It's that time of year when Spring is bursting out all around us. Spring is fickle and flighty, sunny one day and gloomy the next. But, as the nursery rhyme goes, when she is good, she is very, very, good, and nothing is better than a perfect spring day.
I love the rituals, traditions, and rites of passage that come with the changing of the seasons. Like the first day you go for a drive with the sunroof open, or go for ice cream, or wash the car. Gardeners have many Spring time rituals. In blog posts and magazines, lately I've seen many posts on planting and gardening (I'll be adding my own soon enough). The first trip of the year to a garden center greenhouse is another annual ritual that many people look forward to, and even cling to, during the long winter months (imaging how wonderful a whiff of tomato plant would be in February...ahhhh!).

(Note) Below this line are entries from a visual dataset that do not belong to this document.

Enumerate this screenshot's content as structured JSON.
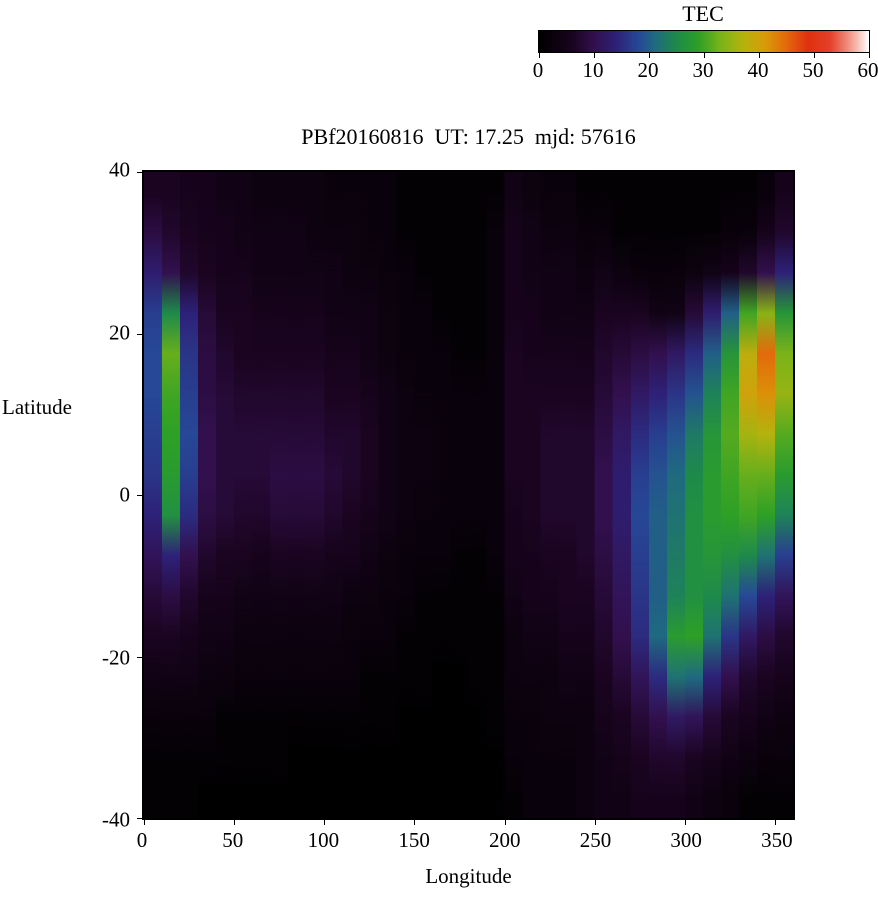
{
  "chart_data": {
    "type": "heatmap",
    "title": "PBf20160816  UT: 17.25  mjd: 57616",
    "xlabel": "Longitude",
    "ylabel": "Latitude",
    "x_range": [
      0,
      360
    ],
    "y_range": [
      -40,
      40
    ],
    "x_ticks": [
      0,
      50,
      100,
      150,
      200,
      250,
      300,
      350
    ],
    "y_ticks": [
      40,
      20,
      0,
      -20,
      -40
    ],
    "colorbar": {
      "label": "TEC",
      "min": 0,
      "max": 60,
      "ticks": [
        0,
        10,
        20,
        30,
        40,
        50,
        60
      ]
    },
    "grid": {
      "lon_start": 0,
      "lon_step": 10,
      "lat_top": 40,
      "lat_step": 5
    },
    "palette_stops": [
      [
        0,
        "#000000"
      ],
      [
        6,
        "#1a0420"
      ],
      [
        10,
        "#32104e"
      ],
      [
        14,
        "#2d2178"
      ],
      [
        18,
        "#264896"
      ],
      [
        21,
        "#1f6a80"
      ],
      [
        25,
        "#1e8a4a"
      ],
      [
        29,
        "#2da026"
      ],
      [
        33,
        "#7ab318"
      ],
      [
        37,
        "#b3b30e"
      ],
      [
        41,
        "#d89c08"
      ],
      [
        45,
        "#e36a0b"
      ],
      [
        49,
        "#e03010"
      ],
      [
        53,
        "#e4402a"
      ],
      [
        56,
        "#ef8876"
      ],
      [
        58,
        "#f6beb4"
      ],
      [
        60,
        "#ffffff"
      ]
    ],
    "values": [
      [
        6,
        6,
        5,
        5,
        4,
        4,
        3,
        3,
        3,
        3,
        2,
        2,
        2,
        2,
        1,
        1,
        1,
        1,
        1,
        1,
        4,
        3,
        2,
        2,
        1,
        1,
        1,
        1,
        1,
        1,
        1,
        1,
        1,
        1,
        2,
        5
      ],
      [
        9,
        7,
        6,
        5,
        5,
        4,
        4,
        4,
        4,
        3,
        3,
        3,
        2,
        2,
        1,
        1,
        1,
        1,
        1,
        2,
        5,
        4,
        3,
        3,
        2,
        2,
        1,
        1,
        1,
        1,
        1,
        1,
        2,
        2,
        5,
        7
      ],
      [
        13,
        10,
        7,
        6,
        5,
        5,
        4,
        4,
        4,
        4,
        4,
        3,
        3,
        2,
        2,
        1,
        1,
        1,
        1,
        2,
        5,
        4,
        4,
        4,
        3,
        4,
        3,
        2,
        2,
        2,
        3,
        4,
        5,
        7,
        10,
        14
      ],
      [
        17,
        25,
        14,
        8,
        6,
        6,
        5,
        5,
        5,
        5,
        4,
        4,
        4,
        3,
        2,
        2,
        1,
        1,
        1,
        2,
        5,
        5,
        4,
        4,
        4,
        6,
        6,
        6,
        4,
        4,
        8,
        13,
        20,
        30,
        34,
        27
      ],
      [
        18,
        32,
        16,
        9,
        7,
        6,
        6,
        6,
        6,
        6,
        5,
        5,
        4,
        3,
        2,
        2,
        2,
        1,
        1,
        2,
        6,
        5,
        5,
        5,
        5,
        7,
        8,
        9,
        10,
        12,
        15,
        20,
        27,
        38,
        45,
        33
      ],
      [
        18,
        30,
        17,
        9,
        8,
        7,
        7,
        7,
        7,
        7,
        6,
        6,
        5,
        4,
        3,
        2,
        2,
        2,
        2,
        2,
        6,
        6,
        6,
        6,
        6,
        8,
        10,
        12,
        14,
        16,
        19,
        24,
        30,
        40,
        42,
        35
      ],
      [
        17,
        29,
        18,
        10,
        8,
        8,
        8,
        8,
        8,
        8,
        7,
        7,
        6,
        4,
        3,
        3,
        2,
        2,
        2,
        2,
        6,
        6,
        7,
        7,
        7,
        9,
        12,
        15,
        17,
        19,
        23,
        27,
        31,
        36,
        37,
        31
      ],
      [
        16,
        28,
        17,
        10,
        8,
        8,
        8,
        9,
        9,
        9,
        8,
        7,
        6,
        4,
        3,
        3,
        2,
        2,
        2,
        2,
        6,
        6,
        7,
        7,
        7,
        10,
        13,
        17,
        19,
        21,
        25,
        28,
        30,
        32,
        32,
        28
      ],
      [
        14,
        26,
        15,
        9,
        8,
        7,
        7,
        8,
        8,
        8,
        7,
        6,
        5,
        4,
        3,
        2,
        2,
        2,
        2,
        2,
        5,
        6,
        7,
        7,
        7,
        10,
        13,
        18,
        20,
        22,
        26,
        28,
        29,
        30,
        29,
        24
      ],
      [
        11,
        14,
        10,
        7,
        6,
        6,
        5,
        6,
        6,
        6,
        5,
        5,
        4,
        3,
        2,
        2,
        2,
        1,
        1,
        2,
        5,
        5,
        6,
        6,
        7,
        9,
        12,
        17,
        20,
        23,
        26,
        27,
        26,
        25,
        22,
        17
      ],
      [
        8,
        9,
        7,
        5,
        5,
        4,
        4,
        4,
        4,
        4,
        4,
        3,
        3,
        2,
        2,
        1,
        1,
        1,
        1,
        1,
        4,
        5,
        5,
        6,
        6,
        8,
        11,
        16,
        20,
        24,
        26,
        25,
        22,
        18,
        14,
        11
      ],
      [
        6,
        6,
        5,
        4,
        4,
        3,
        3,
        3,
        3,
        3,
        3,
        2,
        2,
        2,
        1,
        1,
        1,
        1,
        1,
        1,
        3,
        4,
        4,
        5,
        5,
        7,
        10,
        15,
        21,
        28,
        29,
        22,
        16,
        12,
        9,
        7
      ],
      [
        4,
        4,
        4,
        3,
        3,
        2,
        2,
        2,
        2,
        2,
        2,
        2,
        1,
        1,
        1,
        1,
        0,
        0,
        1,
        1,
        3,
        3,
        3,
        4,
        4,
        6,
        8,
        11,
        15,
        22,
        21,
        14,
        10,
        7,
        6,
        5
      ],
      [
        2,
        2,
        2,
        2,
        1,
        1,
        1,
        1,
        1,
        1,
        1,
        1,
        1,
        1,
        0,
        0,
        0,
        0,
        0,
        1,
        2,
        2,
        3,
        3,
        3,
        5,
        6,
        8,
        10,
        12,
        11,
        8,
        6,
        5,
        4,
        3
      ],
      [
        1,
        1,
        1,
        1,
        1,
        1,
        1,
        1,
        0,
        0,
        0,
        0,
        0,
        0,
        0,
        0,
        0,
        0,
        0,
        0,
        2,
        2,
        2,
        2,
        3,
        4,
        5,
        6,
        7,
        7,
        6,
        5,
        4,
        3,
        2,
        2
      ],
      [
        1,
        1,
        1,
        0,
        0,
        0,
        0,
        0,
        0,
        0,
        0,
        0,
        0,
        0,
        0,
        0,
        0,
        0,
        0,
        0,
        1,
        2,
        2,
        2,
        3,
        4,
        4,
        5,
        5,
        5,
        4,
        3,
        2,
        1,
        1,
        1
      ]
    ]
  }
}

Even places have their own rituals to mark the coming of Spring. Over the past few days, on Pattycake Manners, I've been following my cousin Ainsley's updates on the break up of the Liard River in their hamlet in the Northwest Territories. This is an event that they look forward to but with a healthy dose of respect for the awesome power of nature. As I mentioned last week, here in Northwestern BC we are awaiting the appearance of the first bears. Another thing we're doing is watching the snow come off the squirrel. Squirrel Mountain is so named because of a bare patch on the side of the mountain facing Kitmat that is in the shape of a squirrel. In the fall, when the snow starts on the mountain, we watch to see when the snow will hit the squirrel. Eventually the squirrel is all white and he stays that way for the rest of the winter. Then, come spring, he starts to lose his snowy coat. Right now the squirrel is almost snow-free again.

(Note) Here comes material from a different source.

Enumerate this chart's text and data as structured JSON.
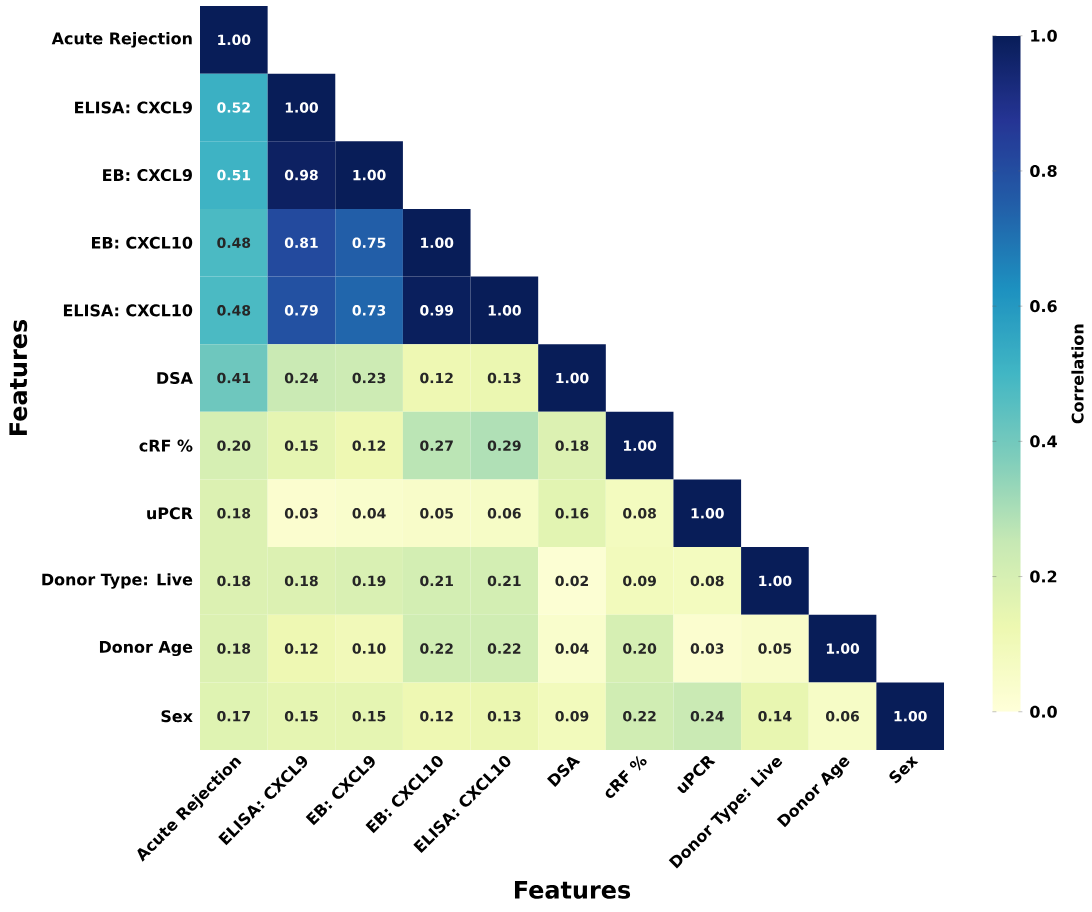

Sometimes I find myself remembering Spring times past. Remember how wonderfully light and free you felt the first day you could play outside without your winter boots on? It was like you could run forever, your feet felt so light! And lying in bed at night listening to spring peepers sending their froggy music out into the crisp, cold early spring air. And to this day, a whiff of a grass fire can send me right back to the South Bar of my childhood.

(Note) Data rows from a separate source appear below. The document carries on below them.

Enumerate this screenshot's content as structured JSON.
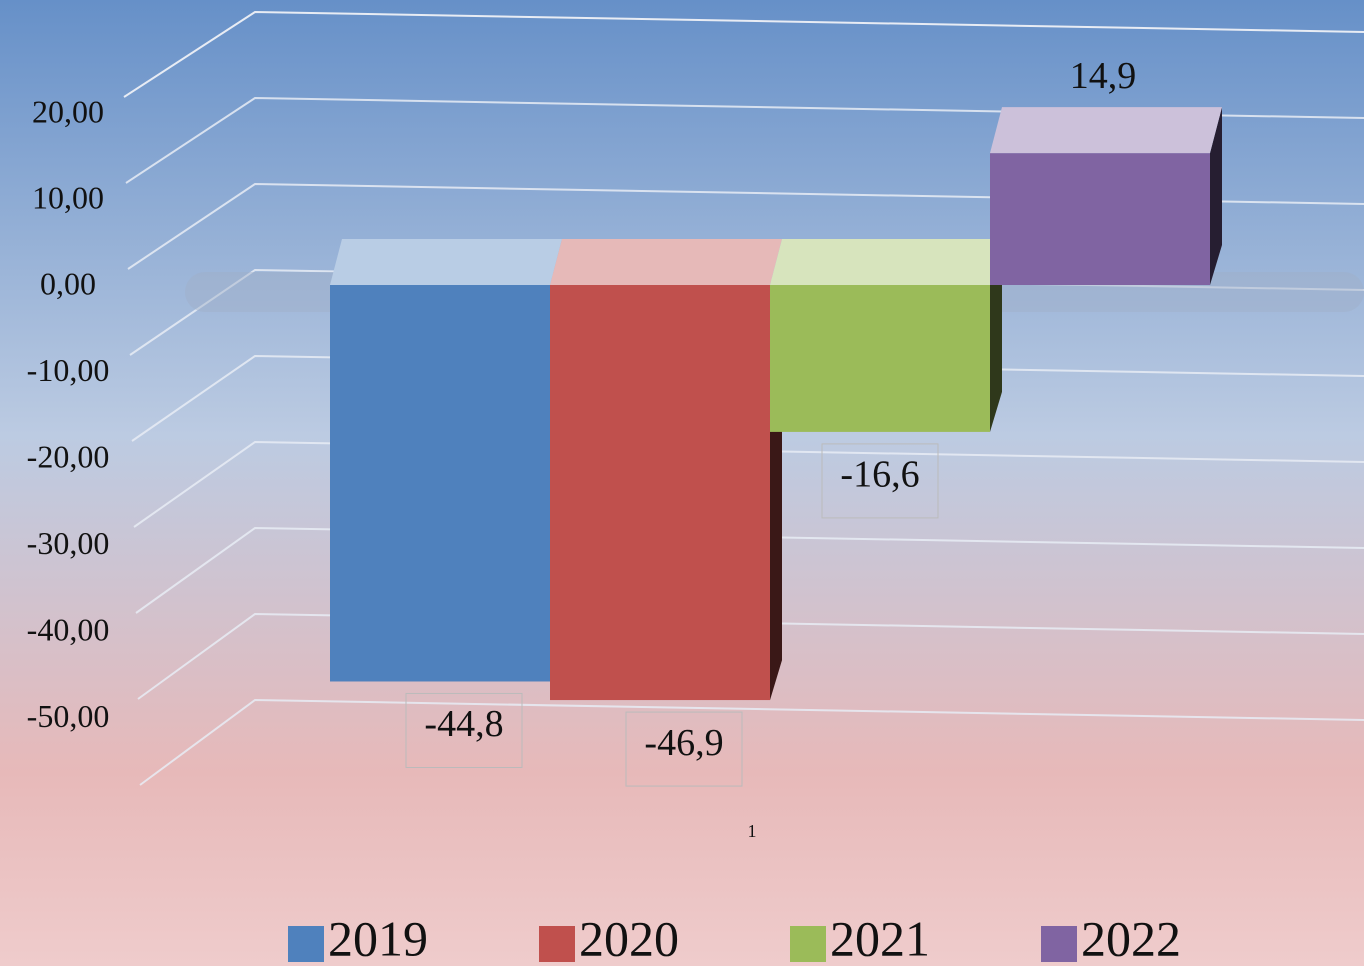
{
  "chart_data": {
    "type": "bar3d",
    "categories": [
      "1"
    ],
    "series": [
      {
        "name": "2019",
        "color": "#4f81bd",
        "values": [
          -44.8
        ],
        "value_labels": [
          "-44,8"
        ]
      },
      {
        "name": "2020",
        "color": "#c0504d",
        "values": [
          -46.9
        ],
        "value_labels": [
          "-46,9"
        ]
      },
      {
        "name": "2021",
        "color": "#9bbb59",
        "values": [
          -16.6
        ],
        "value_labels": [
          "-16,6"
        ]
      },
      {
        "name": "2022",
        "color": "#8064a2",
        "values": [
          14.9
        ],
        "value_labels": [
          "14,9"
        ]
      }
    ],
    "ylim": [
      -50,
      30
    ],
    "yticks": [
      {
        "value": -50,
        "label": "-50,00"
      },
      {
        "value": -40,
        "label": "-40,00"
      },
      {
        "value": -30,
        "label": "-30,00"
      },
      {
        "value": -20,
        "label": "-20,00"
      },
      {
        "value": -10,
        "label": "-10,00"
      },
      {
        "value": 0,
        "label": "0,00"
      },
      {
        "value": 10,
        "label": "10,00"
      },
      {
        "value": 20,
        "label": "20,00"
      }
    ],
    "grid": true,
    "legend": "bottom"
  }
}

It's funny, but as we grow up and move along and away from the seasons of our childhood, when we look back and remember, it's often the small things, like frog song and the smell of tomato plants that we want to capture and hold onto. There would've been lots of material things I wanted and yearned for at the time, but for the most part, even those I acquired have fallen into the dusty parts of my memory and are not often recalled. But I will remember forever the feeling of running free across my front lawn in sneaker clad feet one damp April afternoon and feeling as if I could fly...
So true! There's just something about the freedom of Spring. And grass fires bring me back to the Bar too. Thanks for the mention!